Подборка статей, посвященная тому, насколько современна современная поэзия и в чем проявлена ее современность, продолжает разговор, начатый в журнале «Вопросы литературы» ровно год назад (2005, N 5). Тогда в таком же, как теперь говорят, формате коллективного разговора обсуждалась антология, якобы представляющая «новейшую русскую поэзию». Претендовать не запрещено, но претензии хочется проверить. Проверили. Усомнились. Ответная реакция «новейших» не заставила себя ждать и буквально обвалила интернет взрывом сотен откликов в диапазоне от негодующе возмущенных до восторженно сочувствующих.

Независимо от того, возмущались или сочувствовали, повышенный градус заинтересованности радовал. Поэзия, значит, – все еще горячая тема. Пусть и не на стадионе. Но разве интернет не современный стадион?

Однако продолжать тот спор смысла нет. Как говорят в Англии, стороны согласились не согласиться. Одни заявили: мы – «новейшие». Другие ответили: новизны у вас не находим, и поэзия ли это? Первые обиделись и обвинили вторых а. в хамстве («трамвайном хамстве»), б. в отсутствии «филологической составляющей» в приведенных аргументах.

О «хамстве» скажу кратко. Собственно, об этом говорилось и в том же интернете: покажите, где и в чем была допущена грубость? Как главный обвиняемый в «стёбе» (по той причине, что позволил себе написать пародию на стиль «новейшей» поэзии) и в некорректности, я повторяю: покажите, где я был некорректен, и я обещаю принести извинения. Но уж тогда и в ответ попрошу извинений не по отношению к себе, а по отношению к тем, кто пытался принять участие в обсуждении и тут же нарывался на грубость в различных интернет-форумах. Радетели корректности буквально в тех же абзацах, где они точили слезу по поводу неправедно нанесенной им обиды, наотмашь лупили по головам любого противника.

Все это вместе взятое напоминает жанровую сценку из дворовой жизни, когда «большой мальчик» раздает подзатыльники тем, кто поменьше, но, взятый за руку или за шиворот кем-нибудь постарше, начинает скулить: «Чего это вы, дяденька, больно деретесь…»

К этому нужно добавить, что сегодняшний литературный быт, безусловно, представляет собой новую проблему и требует внимания. В идеале литература – саморегулирующая система, но, в действительности, – в большей или меньшей мере – зависимая от власти, от денег, от рекламы… Мы еще не перестали радоваться тому, что сорвались с идеологической приструнки, но все основательнее ощущаем, как затягивается финансово-рыночный ошейник. Причем поводок чаще всего оказывается не непосредственно в руке дающего, а в руке посредника, выступающего в роли менеджера литературных проектов.

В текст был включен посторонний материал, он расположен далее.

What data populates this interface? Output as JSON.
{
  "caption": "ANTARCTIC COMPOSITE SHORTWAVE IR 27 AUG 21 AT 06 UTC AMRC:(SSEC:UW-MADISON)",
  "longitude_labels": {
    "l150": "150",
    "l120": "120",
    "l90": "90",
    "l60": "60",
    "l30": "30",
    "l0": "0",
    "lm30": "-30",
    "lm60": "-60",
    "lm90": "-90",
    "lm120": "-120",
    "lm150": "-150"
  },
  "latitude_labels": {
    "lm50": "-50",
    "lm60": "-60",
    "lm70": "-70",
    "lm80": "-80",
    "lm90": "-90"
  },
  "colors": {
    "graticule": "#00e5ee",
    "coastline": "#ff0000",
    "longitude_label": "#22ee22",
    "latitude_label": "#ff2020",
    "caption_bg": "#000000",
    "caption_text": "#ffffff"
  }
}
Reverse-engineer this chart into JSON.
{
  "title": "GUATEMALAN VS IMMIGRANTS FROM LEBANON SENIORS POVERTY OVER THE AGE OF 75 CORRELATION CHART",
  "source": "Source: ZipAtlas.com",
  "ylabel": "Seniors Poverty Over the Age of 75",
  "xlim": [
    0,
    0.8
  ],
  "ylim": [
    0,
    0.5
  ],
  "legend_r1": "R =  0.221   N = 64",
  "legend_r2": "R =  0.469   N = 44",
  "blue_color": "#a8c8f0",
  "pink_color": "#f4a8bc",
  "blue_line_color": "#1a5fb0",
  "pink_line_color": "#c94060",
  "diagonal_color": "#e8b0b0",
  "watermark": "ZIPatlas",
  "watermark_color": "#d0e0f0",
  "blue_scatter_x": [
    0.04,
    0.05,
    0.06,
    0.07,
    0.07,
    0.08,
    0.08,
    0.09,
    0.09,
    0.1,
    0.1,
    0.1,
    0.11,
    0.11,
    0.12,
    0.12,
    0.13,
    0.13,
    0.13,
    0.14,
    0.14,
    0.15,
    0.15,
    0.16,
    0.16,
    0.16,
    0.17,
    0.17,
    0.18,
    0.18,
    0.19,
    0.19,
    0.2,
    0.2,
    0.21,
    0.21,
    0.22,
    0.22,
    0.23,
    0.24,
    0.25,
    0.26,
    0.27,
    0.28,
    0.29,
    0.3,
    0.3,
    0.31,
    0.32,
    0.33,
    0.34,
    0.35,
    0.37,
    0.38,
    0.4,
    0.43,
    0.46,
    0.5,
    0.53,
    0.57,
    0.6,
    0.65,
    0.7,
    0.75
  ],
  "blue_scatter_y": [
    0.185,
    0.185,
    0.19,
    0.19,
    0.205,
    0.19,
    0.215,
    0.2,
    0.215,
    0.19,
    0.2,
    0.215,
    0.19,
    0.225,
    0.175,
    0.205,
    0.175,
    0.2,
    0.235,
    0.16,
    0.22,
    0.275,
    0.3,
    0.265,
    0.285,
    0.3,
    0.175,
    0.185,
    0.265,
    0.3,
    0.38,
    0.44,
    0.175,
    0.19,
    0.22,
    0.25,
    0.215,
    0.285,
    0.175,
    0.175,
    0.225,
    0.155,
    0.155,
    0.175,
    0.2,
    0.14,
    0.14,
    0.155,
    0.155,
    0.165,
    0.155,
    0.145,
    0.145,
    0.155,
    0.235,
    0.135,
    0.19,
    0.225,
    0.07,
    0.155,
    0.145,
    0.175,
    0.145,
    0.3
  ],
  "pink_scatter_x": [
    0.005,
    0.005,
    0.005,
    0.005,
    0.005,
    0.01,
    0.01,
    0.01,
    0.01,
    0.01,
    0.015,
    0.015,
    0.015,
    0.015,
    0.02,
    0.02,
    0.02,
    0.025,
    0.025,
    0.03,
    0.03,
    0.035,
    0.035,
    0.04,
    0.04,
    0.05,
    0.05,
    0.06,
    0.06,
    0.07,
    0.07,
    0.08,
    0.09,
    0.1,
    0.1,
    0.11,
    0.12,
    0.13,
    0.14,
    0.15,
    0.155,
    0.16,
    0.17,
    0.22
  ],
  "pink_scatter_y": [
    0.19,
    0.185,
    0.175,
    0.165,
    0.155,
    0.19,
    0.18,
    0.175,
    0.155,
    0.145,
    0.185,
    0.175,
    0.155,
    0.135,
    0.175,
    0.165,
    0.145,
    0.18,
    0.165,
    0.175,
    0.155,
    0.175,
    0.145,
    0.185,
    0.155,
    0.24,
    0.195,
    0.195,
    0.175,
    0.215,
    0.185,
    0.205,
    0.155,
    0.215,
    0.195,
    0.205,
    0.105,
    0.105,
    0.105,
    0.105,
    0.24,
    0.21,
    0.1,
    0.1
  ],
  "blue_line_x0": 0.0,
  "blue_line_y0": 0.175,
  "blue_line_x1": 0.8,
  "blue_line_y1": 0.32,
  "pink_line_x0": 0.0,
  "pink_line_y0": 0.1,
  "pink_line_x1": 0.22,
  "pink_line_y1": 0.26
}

Особенно жесткие литдядьки произросли из недавних «молодых» и теперь расчищают местечко – для себя и для своих. Себя они не привыкли стеснять ни в действиях, ни в выражениях, но ужасно чувствительны к любого рода неповиновению со стороны тех, кого они пестуют, и любому несогласию посторонних наблюдателей.

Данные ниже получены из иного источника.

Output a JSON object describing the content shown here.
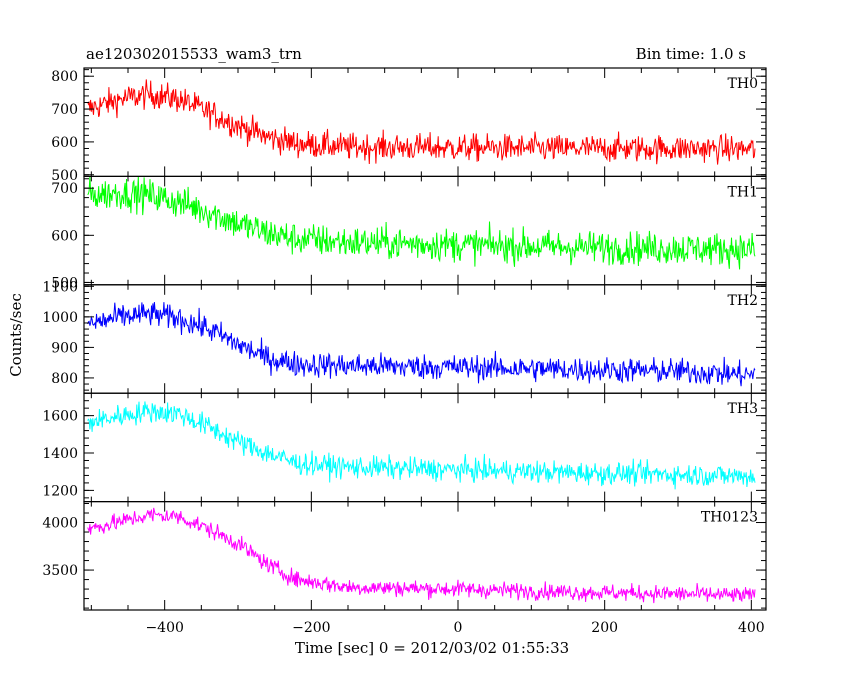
{
  "header": {
    "title": "ae120302015533_wam3_trn",
    "bin_time": "Bin time: 1.0 s"
  },
  "axes": {
    "xlabel": "Time [sec] 0 = 2012/03/02 01:55:33",
    "ylabel": "Counts/sec"
  },
  "chart_data": {
    "type": "line",
    "title": "ae120302015533_wam3_trn",
    "xlabel": "Time [sec] 0 = 2012/03/02 01:55:33",
    "ylabel": "Counts/sec",
    "xlim": [
      -510,
      420
    ],
    "x_ticks": [
      -400,
      -200,
      0,
      200,
      400
    ],
    "x_tick_labels": [
      "−400",
      "−200",
      "0",
      "200",
      "400"
    ],
    "x_step": 1.0,
    "grid": false,
    "panels": [
      {
        "name": "TH0",
        "color": "#ff0000",
        "ylim": [
          495,
          825
        ],
        "y_ticks": [
          500,
          600,
          700,
          800
        ],
        "noise": 38,
        "trend": [
          [
            -505,
            700
          ],
          [
            -460,
            730
          ],
          [
            -420,
            745
          ],
          [
            -380,
            730
          ],
          [
            -340,
            690
          ],
          [
            -300,
            650
          ],
          [
            -260,
            615
          ],
          [
            -220,
            595
          ],
          [
            -150,
            585
          ],
          [
            0,
            582
          ],
          [
            150,
            580
          ],
          [
            300,
            580
          ],
          [
            405,
            578
          ]
        ]
      },
      {
        "name": "TH1",
        "color": "#00ff00",
        "ylim": [
          495,
          725
        ],
        "y_ticks": [
          500,
          600,
          700
        ],
        "noise": 32,
        "trend": [
          [
            -505,
            685
          ],
          [
            -460,
            690
          ],
          [
            -420,
            685
          ],
          [
            -380,
            670
          ],
          [
            -340,
            650
          ],
          [
            -300,
            625
          ],
          [
            -260,
            605
          ],
          [
            -220,
            592
          ],
          [
            -150,
            585
          ],
          [
            0,
            580
          ],
          [
            150,
            575
          ],
          [
            300,
            572
          ],
          [
            405,
            570
          ]
        ]
      },
      {
        "name": "TH2",
        "color": "#0000ff",
        "ylim": [
          750,
          1105
        ],
        "y_ticks": [
          800,
          900,
          1000,
          1100
        ],
        "noise": 38,
        "trend": [
          [
            -505,
            975
          ],
          [
            -460,
            1000
          ],
          [
            -420,
            1010
          ],
          [
            -380,
            995
          ],
          [
            -340,
            960
          ],
          [
            -300,
            910
          ],
          [
            -260,
            865
          ],
          [
            -220,
            845
          ],
          [
            -150,
            840
          ],
          [
            0,
            835
          ],
          [
            150,
            828
          ],
          [
            300,
            822
          ],
          [
            405,
            810
          ]
        ]
      },
      {
        "name": "TH3",
        "color": "#00ffff",
        "ylim": [
          1140,
          1720
        ],
        "y_ticks": [
          1200,
          1400,
          1600
        ],
        "noise": 55,
        "trend": [
          [
            -505,
            1560
          ],
          [
            -460,
            1600
          ],
          [
            -420,
            1625
          ],
          [
            -380,
            1610
          ],
          [
            -340,
            1540
          ],
          [
            -300,
            1460
          ],
          [
            -260,
            1400
          ],
          [
            -220,
            1345
          ],
          [
            -150,
            1325
          ],
          [
            0,
            1310
          ],
          [
            150,
            1295
          ],
          [
            300,
            1285
          ],
          [
            405,
            1275
          ]
        ]
      },
      {
        "name": "TH0123",
        "color": "#ff00ff",
        "ylim": [
          3080,
          4220
        ],
        "y_ticks": [
          3500,
          4000
        ],
        "noise": 80,
        "trend": [
          [
            -505,
            3930
          ],
          [
            -460,
            4010
          ],
          [
            -420,
            4080
          ],
          [
            -380,
            4060
          ],
          [
            -340,
            3930
          ],
          [
            -300,
            3780
          ],
          [
            -260,
            3560
          ],
          [
            -220,
            3400
          ],
          [
            -150,
            3320
          ],
          [
            0,
            3300
          ],
          [
            150,
            3270
          ],
          [
            300,
            3250
          ],
          [
            405,
            3230
          ]
        ]
      }
    ]
  }
}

О «трамвайном хамстве» и литературных нравах на этом все.

Теперь о «филологической составляющей».

Когда я год назад писал пародию на «новейшую поэзию», то одновременно пародировал и «новейшую» критику, глубокомысленную, отягощенную терминами и теориями, не жалеющую классификаторских усилий… И остающуюся вдалеке от вкуса и понимания.

О вкусах теперь не принято спорить. По крайней мере – о литературных вкусах. Текст признается как безусловная и неотменяемая культурная реальность. Правда, не любой текст, а лишь тот, который создан по одобренным «новейшим» рецептам. Все остальное отметается как не прошедшее теоретического тестирования, проводимого в поисках «филологической составляющей».

Механизм этой операции незамысловат, и даже не хочется напоминать о том, что сам по себе филологический анализ не гарантирует качественности анализируемого продукта. Анализ демонстрирует, как вещь сделана, но не способен предоставить инструмента, непогрешимо отличающего оригинал от его бутафорской копии. Во всяком случае, это невозможно осуществить при отключенной или отсутствующей художественной интуиции, которую и принято называть вкусом.

Что же собой представляет современная поэзия, увиденная в свете современной теории и отвечающая требованиям современного вкуса? Об этом и идет разговор в статьях, собранных в данном блоке материалов. Разговор, ни в коей мере не претендующий на окончательность выводов и нормативность предписаний. Претензия такого рода сейчас совсем уж несвоевременна. Пока что речь может идти лишь о том, существует ли поэзия, отмеченная современностью. Кто ее создатели, не взирая на возраст и предшествующий опыт? Иными словами, в каком веке мы сейчас находимся: все еще длится вчерашний день или мы уже не по календарю, а по сути перемен стали людьми двадцать первого столетия?

Отношения автора и героя, прозы и поэзии, понятия зрелости, традиции, авангарда – в этих категориях мыслят авторы предложенных журналу статей. Слишком традиционны и предсказуемы сами категории? Однако современная поэтика (которой Веселовский дал имя – «историческая») не отвергла предшествующего опыта. Я скажу больше, мне не хватает в начавшемся разговоре еще более традиционного (едва ли не самого традиционного) и неотменяемого понятия любой поэтики – жанра, решительно обновленного в русской филологической школе XX века.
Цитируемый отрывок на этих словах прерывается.